Primary exposure to SARS-CoV-2 variants elicits convergent epitope specificities, immunoglobulin V gene usage and public B cell clones

An important consequence of infection with a SARS-CoV-2 variant is protective humoral immunity against other variants. However, the basis for such cross-protection at the molecular level is incompletely understood. Here we characterized the repertoire and epitope specificity of antibodies elicited by infection with the Beta, Gamma and WA-1 ancestral variants and assessed their cross-reactivity to these and the more recent Delta and Omicron variants. We developed a method to obtain immunoglobulin sequences with concurrent rapid production and functional assessment of monoclonal antibodies from hundreds of single B cells sorted by flow cytometry. Infection with any variant elicited similar cross-binding antibody responses exhibiting a conserved hierarchy of epitope immunodominance. Furthermore, convergent V gene usage and similar public B cell clones were elicited regardless of infecting variant. These convergent responses despite antigenic variation may account for the continued efficacy of vaccines based on a single ancestral variant.
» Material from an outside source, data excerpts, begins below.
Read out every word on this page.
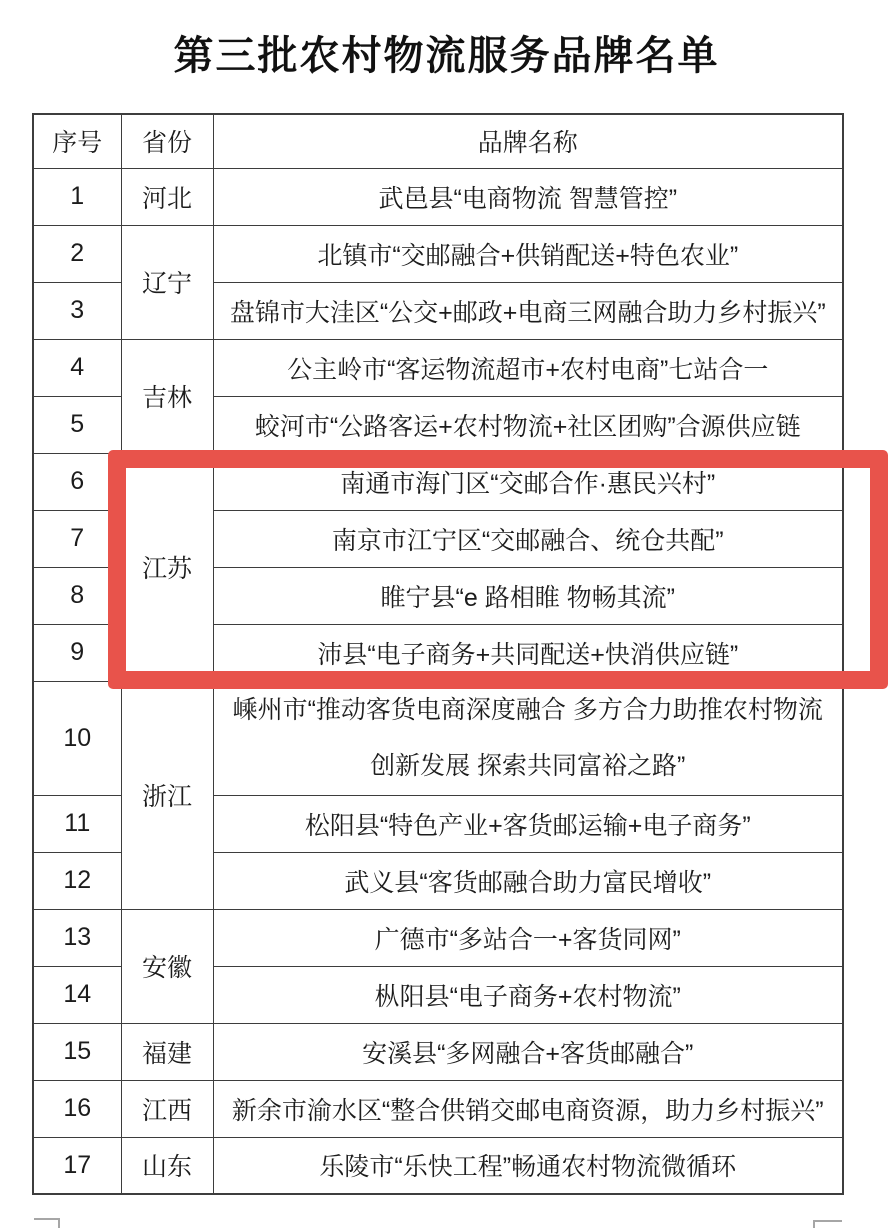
第三批农村物流服务品牌名单
序号	省份	品牌名称
1	河北	武邑县“电商物流 智慧管控”
2	辽宁	北镇市“交邮融合+供销配送+特色农业”
3		盘锦市大洼区“公交+邮政+电商三网融合助力乡村振兴”
4	吉林	公主岭市“客运物流超市+农村电商”七站合一
5		蛟河市“公路客运+农村物流+社区团购”合源供应链
6	江苏	南通市海门区“交邮合作·惠民兴村”
7		南京市江宁区“交邮融合、统仓共配”
8		睢宁县“e 路相睢 物畅其流”
9		沛县“电子商务+共同配送+快消供应链”
10	浙江	嵊州市“推动客货电商深度融合 多方合力助推农村物流创新发展 探索共同富裕之路”
11		松阳县“特色产业+客货邮运输+电子商务”
12		武义县“客货邮融合助力富民增收”
13	安徽	广德市“多站合一+客货同网”
14		枞阳县“电子商务+农村物流”
15	福建	安溪县“多网融合+客货邮融合”
16	江西	新余市渝水区“整合供销交邮电商资源，助力乡村振兴”
17	山东	乐陵市“乐快工程”畅通农村物流微循环
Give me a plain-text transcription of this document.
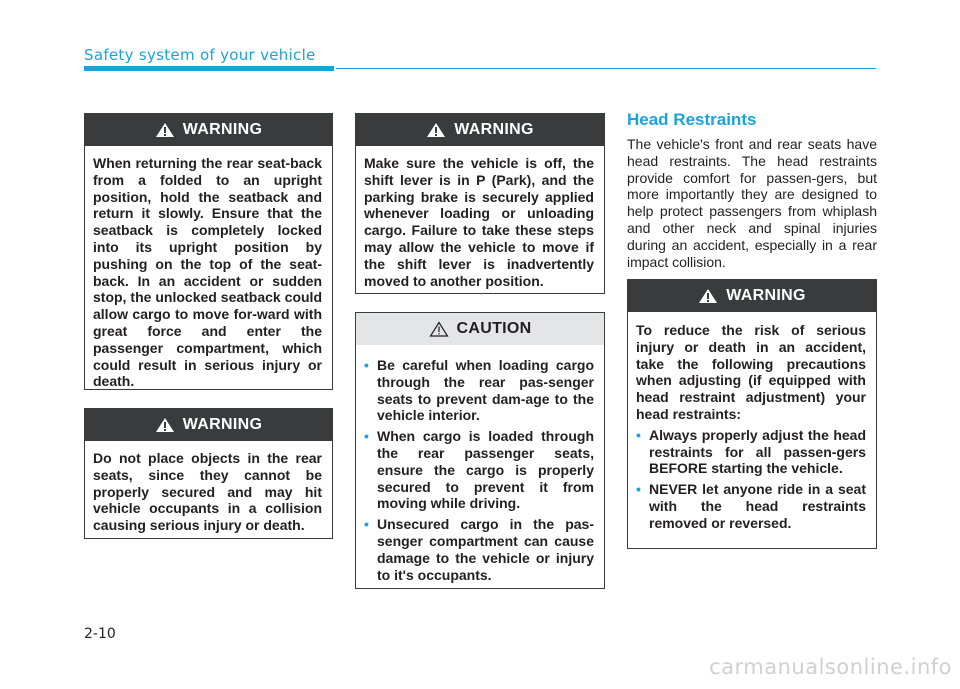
Safety system of your vehicle
WARNING
When returning the rear seat-back from a folded to an upright position, hold the seatback and return it slowly. Ensure that the seatback is completely locked into its upright position by pushing on the top of the seat-back. In an accident or sudden stop, the unlocked seatback could allow cargo to move for-ward with great force and enter the passenger compartment, which could result in serious injury or death.
WARNING
Do not place objects in the rear seats, since they cannot be properly secured and may hit vehicle occupants in a collision causing serious injury or death.
WARNING
Make sure the vehicle is off, the shift lever is in P (Park), and the parking brake is securely applied whenever loading or unloading cargo. Failure to take these steps may allow the vehicle to move if the shift lever is inadvertently moved to another position.
CAUTION
• Be careful when loading cargo through the rear pas-senger seats to prevent dam-age to the vehicle interior.
• When cargo is loaded through the rear passenger seats, ensure the cargo is properly secured to prevent it from moving while driving.
• Unsecured cargo in the pas-senger compartment can cause damage to the vehicle or injury to it's occupants.
Head Restraints
The vehicle's front and rear seats have head restraints. The head restraints provide comfort for passen-gers, but more importantly they are designed to help protect passengers from whiplash and other neck and spinal injuries during an accident, especially in a rear impact collision.
WARNING
To reduce the risk of serious injury or death in an accident, take the following precautions when adjusting (if equipped with head restraint adjustment) your head restraints:
• Always properly adjust the head restraints for all passen-gers BEFORE starting the vehicle.
• NEVER let anyone ride in a seat with the head restraints removed or reversed.
2-10
carmanualsonline.info
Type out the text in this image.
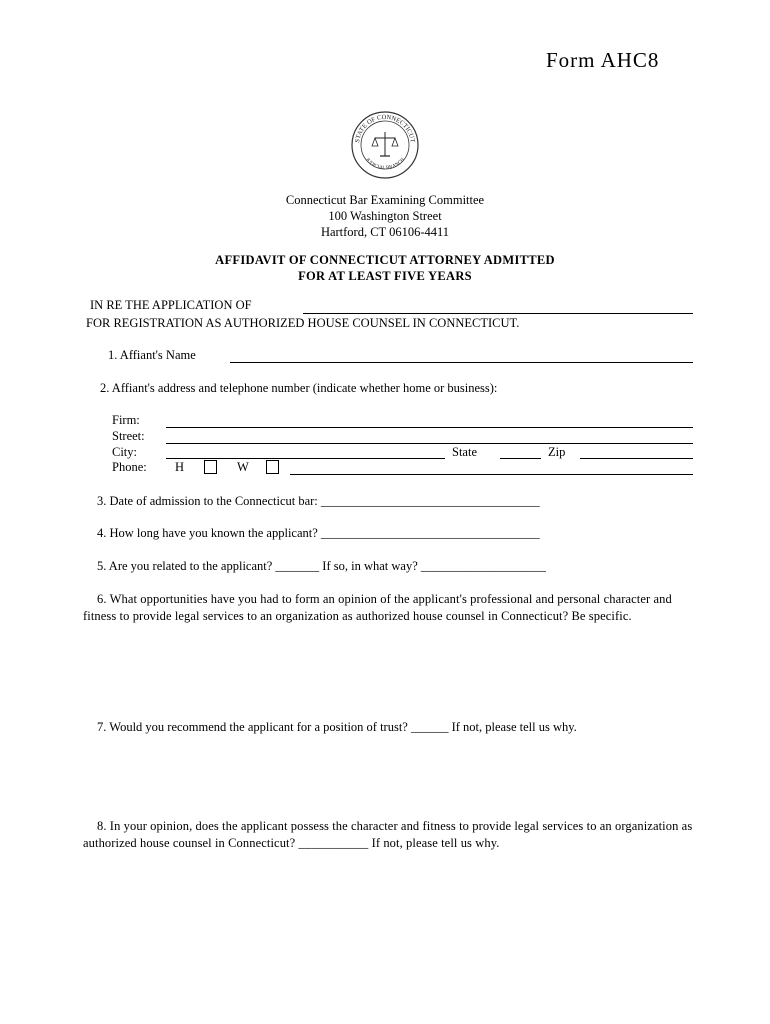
Form AHC8
STATE OF CONNECTICUT
JUDICIAL BRANCH
Connecticut Bar Examining Committee
100 Washington Street
Hartford, CT 06106-4411
AFFIDAVIT OF CONNECTICUT ATTORNEY ADMITTED
FOR AT LEAST FIVE YEARS
IN RE THE APPLICATION OF
FOR REGISTRATION AS AUTHORIZED HOUSE COUNSEL IN CONNECTICUT.
1. Affiant's Name
2. Affiant's address and telephone number (indicate whether home or business):
Firm:
Street:
City:	State	Zip
Phone: H	W
3. Date of admission to the Connecticut bar: ___________________________________
4. How long have you known the applicant? ___________________________________
5. Are you related to the applicant? _______ If so, in what way? ____________________
6. What opportunities have you had to form an opinion of the applicant's professional and personal character and fitness to provide legal services to an organization as authorized house counsel in Connecticut? Be specific.
7. Would you recommend the applicant for a position of trust? ______ If not, please tell us why.
8. In your opinion, does the applicant possess the character and fitness to provide legal services to an organization as authorized house counsel in Connecticut? ___________ If not, please tell us why.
感染严重急性呼吸综合征冠状病毒2型（SARS-CoV-2）变异株后的一项重要转归，是可诱导针对其他变异株的保护性体液免疫。然而，此类交叉保护作用的分子机制尚未完全明晰。本研究对Beta、Gamma及WA-1祖先毒株感染所诱导的抗体库及其表位特异性进行了表征，并评估了这些抗体对上述毒株以及近期出现的Delta和Omicron变异株的交叉反应性。我们开发了一种方法，可从数百个经流式细胞术（flow cytometry）分选的单个B细胞中获取免疫球蛋白序列，并同步快速制备单克隆抗体（monoclonal antibodies）并完成功能评估。任一毒株感染均可诱导出相似的交叉结合抗体应答，且表位免疫优势层级保守。此外，无论感染的毒株类型如何，均可诱导出趋同的V基因使用模式及相似的公共B细胞克隆。尽管存在抗原变异，但此类趋同应答或许可解释基于单一祖先毒株开发的疫苗为何仍能持续发挥保护效力。